Whichever you prefer.
I personally prefer all errors get handled immediately at the fetch, either in the same function or with a utility function. You start repeating logic at the component level (unless it's displaying the error client-side, which is usually component-level unless it's an app-wide error).
Makes debugging easier when you look inside where the action happens versus the one (or many) components using the data. Makes testing easier when you can test your fetch, and failure, in the same unit/feature test (and you avoid setting up Enzyme or other React test renderers).
These aren't hard and fast rules. Ideally you're separating any data logic from presentational logic, which would mean that display components just display errors -- not figure out what to do with them, or log or whatever. Leave the logging to utility functions and classes. In a smaller app though? You might want the logic more closely coupled, instead of spread out into 5-6 files.
If you're using something like NextJS you might prefer throwing at the component level versus the server level, or vice versa. For example, I have a NextJS app running an express server with custom dynamic routes. Some routes have a middleware that queries the API, checks if the user is logged in, and returns a response. If an error is received, I redirect back to the homepage. I used to handle this on the client-side, with a isUserLoggedIn() HOC that wrapped pages and did a similar fetch. I found that running it on a component level let the page load, display a flash of white (or remnants of hidden components), then redirect away -- versus the server solution that redirects before the page is actually rendered.
Ryosuke
Designer / Developer / Influencer
For application errors you just wrap your app in an ErrorBoundary and call it day. Have it log the errors to wherever. If you don't want your entire app taken down by deeply nested child, wrap more bug-prone components in their own ErrorBoundary.

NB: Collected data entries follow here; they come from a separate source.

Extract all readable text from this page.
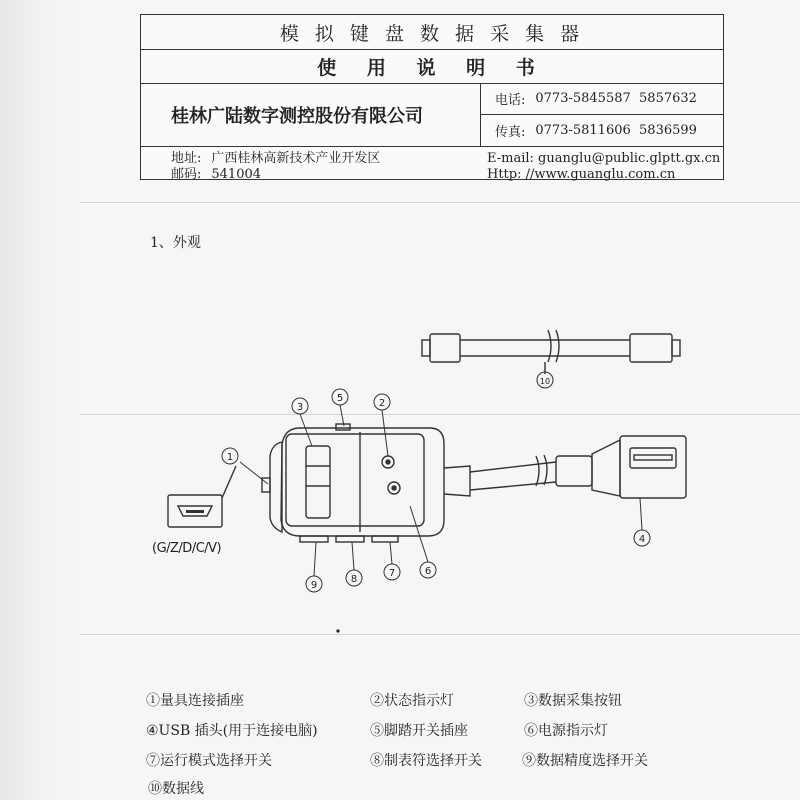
模 拟 键 盘 数 据 采 集 器
使 用 说 明 书
桂林广陆数字测控股份有限公司
电话: 0773-5845587  5857632
传真: 0773-5811606  5836599
地址: 广西桂林高新技术产业开发区
邮码: 541004
E-mail: guanglu@public.glptt.gx.cn
Http: //www.guanglu.com.cn
1、外观
3
5	2
1
4
6
7
8
9
10
(G/Z/D/C/V)
①量具连接插座	②状态指示灯	③数据采集按钮
④USB 插头(用于连接电脑)	⑤脚踏开关插座	⑥电源指示灯
⑦运行模式选择开关	⑧制表符选择开关	⑨数据精度选择开关
⑩数据线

For 404 I make a route for it. When I use frameworks like Gatsby it handles this for me and I just have to extend their template.
401s and 500s are server-side errors. You'd need to be running React off of Node with something like Express installed to print those errors in React. When I use frameworks like NextJS with small to mid size apps, I'll have a general catch-all error route ("Sorry we couldn't find that.") and log the errors for analysis/debugging later.